Тогда я отвечала: “Добрый вечер, Морис”, — и мама, пытаясь изобразить улыбку под своими струпьями,
обволакивала нас далеким, довольным взглядом. Морис открывал портфель, долго перелистывал какое-нибудь
досье, делая пометки карандашом, и наконец говорил:
— Пойдем ужинать, Изочка.
И Изочка поднималась. Послушно. Испытывая отвращение к любезности, ставшей такой же
непреложной, как прием лекарств, и пропитавшей весь дом, подобно запаху эфира. И с чувством еще большего
отвращения к подозрительной легкости, с какой ей дышалось в этой атмосфере. Передышка была необходима,
это так. Но какой бы временной она ни была, я не могла отрицать, что соблюдаю ее без большого труда: ни
смиряясь, ни возмущаясь, но внутренне предательски скользя по наклонной плоскости, отделяющей манеру
поведения от привычки. Факел перешел теперь в руки Натали, которая, напротив, утрачивала свою
осторожность. Именно она, без сомнения, была теперь самой боевой. Мысль о том, что настоятель, случись в
том нужда, не решится переступить порог Залуки, не давала ей спать, и только опасение расстроить нашу
больную мешало ей заговорить с ней об этом. Она рассыпалась в намеках — все напрасно. Но она все-таки
выиграла одно очко, убедив Мориса больше не спать в “голубой комнате”.

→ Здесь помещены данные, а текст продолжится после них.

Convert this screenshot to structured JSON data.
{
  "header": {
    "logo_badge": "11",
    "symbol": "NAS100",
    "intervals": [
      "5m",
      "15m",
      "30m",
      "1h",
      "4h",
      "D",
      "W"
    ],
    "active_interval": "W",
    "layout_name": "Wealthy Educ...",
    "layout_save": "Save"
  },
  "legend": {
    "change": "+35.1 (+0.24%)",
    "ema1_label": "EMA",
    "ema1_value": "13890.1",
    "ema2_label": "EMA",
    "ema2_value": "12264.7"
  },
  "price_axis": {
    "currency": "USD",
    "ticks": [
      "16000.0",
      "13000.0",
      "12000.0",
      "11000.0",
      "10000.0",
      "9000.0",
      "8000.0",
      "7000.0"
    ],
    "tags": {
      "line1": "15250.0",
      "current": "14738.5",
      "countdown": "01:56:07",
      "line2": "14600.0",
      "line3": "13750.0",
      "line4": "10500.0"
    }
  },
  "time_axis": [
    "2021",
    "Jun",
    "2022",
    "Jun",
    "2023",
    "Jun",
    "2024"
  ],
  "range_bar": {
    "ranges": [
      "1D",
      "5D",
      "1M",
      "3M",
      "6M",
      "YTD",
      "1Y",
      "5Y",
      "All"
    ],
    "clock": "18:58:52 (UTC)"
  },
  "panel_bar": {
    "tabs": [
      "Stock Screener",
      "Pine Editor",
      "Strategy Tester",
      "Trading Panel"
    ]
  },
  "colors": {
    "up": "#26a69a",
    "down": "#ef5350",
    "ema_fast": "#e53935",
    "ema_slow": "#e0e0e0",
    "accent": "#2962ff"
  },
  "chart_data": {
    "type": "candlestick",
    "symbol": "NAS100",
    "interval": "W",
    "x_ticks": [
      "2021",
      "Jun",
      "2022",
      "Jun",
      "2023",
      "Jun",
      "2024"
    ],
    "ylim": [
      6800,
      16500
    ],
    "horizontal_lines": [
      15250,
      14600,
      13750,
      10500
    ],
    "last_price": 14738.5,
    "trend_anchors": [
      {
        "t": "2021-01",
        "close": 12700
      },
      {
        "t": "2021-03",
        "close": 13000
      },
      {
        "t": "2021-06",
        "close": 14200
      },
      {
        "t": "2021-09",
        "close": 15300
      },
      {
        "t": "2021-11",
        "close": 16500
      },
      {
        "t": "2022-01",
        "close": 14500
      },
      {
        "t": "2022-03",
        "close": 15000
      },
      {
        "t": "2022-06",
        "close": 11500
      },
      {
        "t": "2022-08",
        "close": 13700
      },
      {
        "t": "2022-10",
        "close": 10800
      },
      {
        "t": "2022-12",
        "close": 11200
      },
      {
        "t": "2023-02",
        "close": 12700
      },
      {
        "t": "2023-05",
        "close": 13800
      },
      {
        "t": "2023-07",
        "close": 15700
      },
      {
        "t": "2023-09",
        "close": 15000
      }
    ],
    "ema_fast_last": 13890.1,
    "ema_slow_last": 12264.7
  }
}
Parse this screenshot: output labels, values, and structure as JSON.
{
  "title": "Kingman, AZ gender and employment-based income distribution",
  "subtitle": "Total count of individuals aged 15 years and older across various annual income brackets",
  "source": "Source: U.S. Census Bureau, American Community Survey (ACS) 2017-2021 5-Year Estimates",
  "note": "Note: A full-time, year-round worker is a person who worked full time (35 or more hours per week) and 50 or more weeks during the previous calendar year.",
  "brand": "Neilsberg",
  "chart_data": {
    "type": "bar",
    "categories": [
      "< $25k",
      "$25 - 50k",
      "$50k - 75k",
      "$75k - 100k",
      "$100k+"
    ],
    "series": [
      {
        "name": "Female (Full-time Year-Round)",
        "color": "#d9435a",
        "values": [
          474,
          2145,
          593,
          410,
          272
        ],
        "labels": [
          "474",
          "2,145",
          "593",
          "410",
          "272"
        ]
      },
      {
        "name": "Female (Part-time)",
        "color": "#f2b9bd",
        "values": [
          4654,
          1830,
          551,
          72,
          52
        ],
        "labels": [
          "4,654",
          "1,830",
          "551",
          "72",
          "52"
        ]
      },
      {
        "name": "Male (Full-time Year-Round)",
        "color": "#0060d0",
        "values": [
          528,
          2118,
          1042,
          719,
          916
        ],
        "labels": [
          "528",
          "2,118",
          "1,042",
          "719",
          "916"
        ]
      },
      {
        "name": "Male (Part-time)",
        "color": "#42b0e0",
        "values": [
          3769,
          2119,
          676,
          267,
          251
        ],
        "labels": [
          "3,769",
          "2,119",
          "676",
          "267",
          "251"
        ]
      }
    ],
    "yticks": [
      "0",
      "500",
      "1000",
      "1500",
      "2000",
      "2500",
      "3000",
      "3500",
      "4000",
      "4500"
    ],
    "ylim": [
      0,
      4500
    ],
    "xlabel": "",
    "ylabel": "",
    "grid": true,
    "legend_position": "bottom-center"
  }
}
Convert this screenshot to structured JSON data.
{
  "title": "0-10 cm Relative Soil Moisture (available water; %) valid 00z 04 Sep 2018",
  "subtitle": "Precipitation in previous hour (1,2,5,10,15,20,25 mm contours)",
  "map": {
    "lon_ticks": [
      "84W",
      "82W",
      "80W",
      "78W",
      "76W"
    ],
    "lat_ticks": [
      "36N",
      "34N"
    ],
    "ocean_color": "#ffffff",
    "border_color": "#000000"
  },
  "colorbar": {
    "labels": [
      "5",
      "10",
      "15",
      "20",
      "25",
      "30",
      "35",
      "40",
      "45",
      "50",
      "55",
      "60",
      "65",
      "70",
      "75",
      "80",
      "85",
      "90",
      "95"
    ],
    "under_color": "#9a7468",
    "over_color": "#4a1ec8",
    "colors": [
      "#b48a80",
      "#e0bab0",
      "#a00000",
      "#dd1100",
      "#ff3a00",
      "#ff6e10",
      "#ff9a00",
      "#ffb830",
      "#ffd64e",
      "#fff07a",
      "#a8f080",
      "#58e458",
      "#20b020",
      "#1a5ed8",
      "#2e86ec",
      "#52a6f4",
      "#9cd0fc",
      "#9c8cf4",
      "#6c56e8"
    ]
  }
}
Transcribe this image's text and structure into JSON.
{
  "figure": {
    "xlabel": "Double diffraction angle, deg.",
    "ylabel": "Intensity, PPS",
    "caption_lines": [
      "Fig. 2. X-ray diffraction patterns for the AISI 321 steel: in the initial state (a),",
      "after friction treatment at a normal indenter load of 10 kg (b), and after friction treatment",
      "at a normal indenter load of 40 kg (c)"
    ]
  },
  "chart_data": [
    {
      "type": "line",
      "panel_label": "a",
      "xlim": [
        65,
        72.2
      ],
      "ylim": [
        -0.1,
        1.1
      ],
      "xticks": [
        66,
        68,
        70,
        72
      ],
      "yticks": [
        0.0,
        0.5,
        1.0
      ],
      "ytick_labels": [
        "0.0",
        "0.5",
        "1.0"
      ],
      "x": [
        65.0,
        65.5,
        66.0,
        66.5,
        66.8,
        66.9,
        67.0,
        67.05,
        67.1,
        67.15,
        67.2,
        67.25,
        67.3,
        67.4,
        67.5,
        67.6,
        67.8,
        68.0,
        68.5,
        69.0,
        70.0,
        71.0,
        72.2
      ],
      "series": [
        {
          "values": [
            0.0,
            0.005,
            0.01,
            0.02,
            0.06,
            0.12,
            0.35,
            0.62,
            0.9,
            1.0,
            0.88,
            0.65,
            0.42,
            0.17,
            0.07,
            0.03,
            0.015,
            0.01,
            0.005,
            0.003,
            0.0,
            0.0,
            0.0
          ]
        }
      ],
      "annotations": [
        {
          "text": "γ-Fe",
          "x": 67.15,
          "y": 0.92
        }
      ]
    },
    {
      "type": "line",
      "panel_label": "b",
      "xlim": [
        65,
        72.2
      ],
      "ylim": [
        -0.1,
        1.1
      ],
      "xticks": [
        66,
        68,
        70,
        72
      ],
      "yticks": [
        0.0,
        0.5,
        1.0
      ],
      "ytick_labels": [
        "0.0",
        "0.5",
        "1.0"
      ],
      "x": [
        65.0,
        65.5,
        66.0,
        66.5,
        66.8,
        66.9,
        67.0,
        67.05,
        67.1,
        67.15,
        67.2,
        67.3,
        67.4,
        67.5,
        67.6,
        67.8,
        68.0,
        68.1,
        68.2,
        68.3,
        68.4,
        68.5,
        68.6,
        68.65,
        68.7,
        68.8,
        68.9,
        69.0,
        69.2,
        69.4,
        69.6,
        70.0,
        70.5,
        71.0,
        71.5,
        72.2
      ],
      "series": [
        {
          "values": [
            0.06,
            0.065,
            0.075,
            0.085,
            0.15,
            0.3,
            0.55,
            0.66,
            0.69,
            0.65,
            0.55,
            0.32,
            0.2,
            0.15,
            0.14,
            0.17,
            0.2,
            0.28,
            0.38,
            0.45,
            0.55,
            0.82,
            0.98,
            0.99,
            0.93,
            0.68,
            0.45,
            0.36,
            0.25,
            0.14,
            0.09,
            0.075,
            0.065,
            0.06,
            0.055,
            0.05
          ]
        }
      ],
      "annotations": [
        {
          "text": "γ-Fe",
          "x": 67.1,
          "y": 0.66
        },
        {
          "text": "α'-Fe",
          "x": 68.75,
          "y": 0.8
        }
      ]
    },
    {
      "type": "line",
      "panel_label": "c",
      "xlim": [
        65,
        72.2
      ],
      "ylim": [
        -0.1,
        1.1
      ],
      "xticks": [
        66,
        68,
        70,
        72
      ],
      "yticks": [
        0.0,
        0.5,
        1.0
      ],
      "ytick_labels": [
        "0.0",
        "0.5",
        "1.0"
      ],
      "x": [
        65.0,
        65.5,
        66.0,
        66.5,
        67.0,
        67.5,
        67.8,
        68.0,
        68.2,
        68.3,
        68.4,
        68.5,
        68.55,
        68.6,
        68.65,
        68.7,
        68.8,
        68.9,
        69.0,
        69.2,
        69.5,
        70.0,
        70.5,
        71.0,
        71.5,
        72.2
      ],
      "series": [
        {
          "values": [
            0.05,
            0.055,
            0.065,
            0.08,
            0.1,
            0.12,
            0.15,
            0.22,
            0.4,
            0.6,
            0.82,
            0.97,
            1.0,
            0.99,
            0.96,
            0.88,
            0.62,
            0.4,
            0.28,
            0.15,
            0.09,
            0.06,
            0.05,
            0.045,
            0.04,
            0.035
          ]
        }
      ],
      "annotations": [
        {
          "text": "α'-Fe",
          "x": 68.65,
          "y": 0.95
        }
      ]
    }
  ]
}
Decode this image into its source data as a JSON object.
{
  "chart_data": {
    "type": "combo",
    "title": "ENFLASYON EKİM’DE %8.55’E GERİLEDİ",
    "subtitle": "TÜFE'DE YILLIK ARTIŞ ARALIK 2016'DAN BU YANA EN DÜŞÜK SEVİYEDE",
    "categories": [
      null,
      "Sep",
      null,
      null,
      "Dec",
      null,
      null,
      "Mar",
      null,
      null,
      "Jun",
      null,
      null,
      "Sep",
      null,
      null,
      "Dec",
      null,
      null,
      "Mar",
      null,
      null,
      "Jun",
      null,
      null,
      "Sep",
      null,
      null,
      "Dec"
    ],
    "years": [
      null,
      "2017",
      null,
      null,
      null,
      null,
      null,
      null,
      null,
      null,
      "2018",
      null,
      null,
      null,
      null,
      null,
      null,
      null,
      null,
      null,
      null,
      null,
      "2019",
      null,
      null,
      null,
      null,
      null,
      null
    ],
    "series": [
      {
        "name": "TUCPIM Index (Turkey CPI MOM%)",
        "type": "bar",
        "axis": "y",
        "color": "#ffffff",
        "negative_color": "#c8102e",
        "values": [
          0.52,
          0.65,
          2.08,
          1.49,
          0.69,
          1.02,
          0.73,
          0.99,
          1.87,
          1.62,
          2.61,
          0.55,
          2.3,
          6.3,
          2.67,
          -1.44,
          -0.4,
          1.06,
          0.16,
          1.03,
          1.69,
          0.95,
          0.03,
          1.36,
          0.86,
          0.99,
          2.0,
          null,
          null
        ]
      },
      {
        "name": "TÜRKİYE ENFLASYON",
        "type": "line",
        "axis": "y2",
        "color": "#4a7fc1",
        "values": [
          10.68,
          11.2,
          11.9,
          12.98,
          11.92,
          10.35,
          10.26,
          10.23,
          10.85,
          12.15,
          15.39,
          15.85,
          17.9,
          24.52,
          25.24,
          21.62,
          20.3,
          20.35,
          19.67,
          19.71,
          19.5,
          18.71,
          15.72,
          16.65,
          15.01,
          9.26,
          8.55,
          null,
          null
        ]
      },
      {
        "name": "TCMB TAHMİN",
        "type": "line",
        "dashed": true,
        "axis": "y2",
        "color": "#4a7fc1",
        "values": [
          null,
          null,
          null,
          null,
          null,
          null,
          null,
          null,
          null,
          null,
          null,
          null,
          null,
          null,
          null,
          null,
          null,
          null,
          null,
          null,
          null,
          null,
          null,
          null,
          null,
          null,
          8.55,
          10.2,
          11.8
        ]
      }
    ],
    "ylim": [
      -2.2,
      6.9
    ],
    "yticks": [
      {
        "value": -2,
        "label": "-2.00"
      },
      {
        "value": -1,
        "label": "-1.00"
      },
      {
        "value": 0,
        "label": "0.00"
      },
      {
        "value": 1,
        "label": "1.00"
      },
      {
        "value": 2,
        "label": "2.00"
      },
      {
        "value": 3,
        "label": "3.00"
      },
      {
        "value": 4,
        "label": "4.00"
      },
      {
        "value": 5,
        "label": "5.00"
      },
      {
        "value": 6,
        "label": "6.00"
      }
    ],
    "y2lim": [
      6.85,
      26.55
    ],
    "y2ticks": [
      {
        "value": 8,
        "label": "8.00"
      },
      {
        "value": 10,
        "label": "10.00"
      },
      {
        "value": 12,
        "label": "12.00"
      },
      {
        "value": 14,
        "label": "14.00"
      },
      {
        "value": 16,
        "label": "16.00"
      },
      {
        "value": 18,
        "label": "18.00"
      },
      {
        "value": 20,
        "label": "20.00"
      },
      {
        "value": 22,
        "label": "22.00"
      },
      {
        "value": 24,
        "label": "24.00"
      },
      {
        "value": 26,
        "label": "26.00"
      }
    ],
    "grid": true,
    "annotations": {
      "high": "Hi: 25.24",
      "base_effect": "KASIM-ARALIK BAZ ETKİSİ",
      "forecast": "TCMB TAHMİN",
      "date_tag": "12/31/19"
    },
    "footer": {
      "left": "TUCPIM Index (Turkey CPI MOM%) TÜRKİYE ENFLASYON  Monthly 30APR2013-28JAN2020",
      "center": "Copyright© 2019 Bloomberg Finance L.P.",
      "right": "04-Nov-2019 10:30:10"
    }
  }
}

Мало ли какие могут быть надобности у женщины в таком состоянии. Она будет вас стесняться…
Займите мою комнату. А я поставлю себе раскладушку рядом с Бель.
И Морис малодушно согласился. Я говорю “малодушно”, не будучи уверенной в том, что сама не
заслужила этого определения больше него, и не находя лучшего, чтобы как следует выразить то мимолетное
чувство, легкую неловкость, которой я не сумею объяснить. Как не смогу объяснить и того, почему Морис
уступил: наверное, из деликатности, а может быть, из трусости или просто чтобы высыпаться по ночам и быть в
форме перед трудным днем. Еще вероятнее — по всем этим причинам сразу: разве достойные и недостойные
причины не сплетаются всегда между собою? Мне кажется, они образовали не менее запутанный клубок под
кичкой Натали, способной как щадить взор Мориса из жалости к маме, так и пользоваться случаем, чтобы дать
ей понять, что ее муж может запросто от нее отвернуться, и притом уладить все эти дела со своей святой,
доказав ей, будто таким образом подготавливает состояние “непорочности”, приемлемое для исповедника.
* * *
Она чуть было не призналась в этом в четверг вечером, через час после укола. Мама была в ужасающем
состоянии: в полукоме, прерываемой хрипами, — настоящее начало агонии. Она словно ничего не видела и не
слышала, могла пошевелить только кончиками пальцев, вцепившихся в простыню на всю величину ногтей. Это
последнее обстоятельство, напомнившее мне смерть бабушки, перепугало меня, и, около часа дня, не выдержав,
я вдруг сняла фартук.
— Зайди сначала к кюре домой, — сказала Нат, — и надень шарф.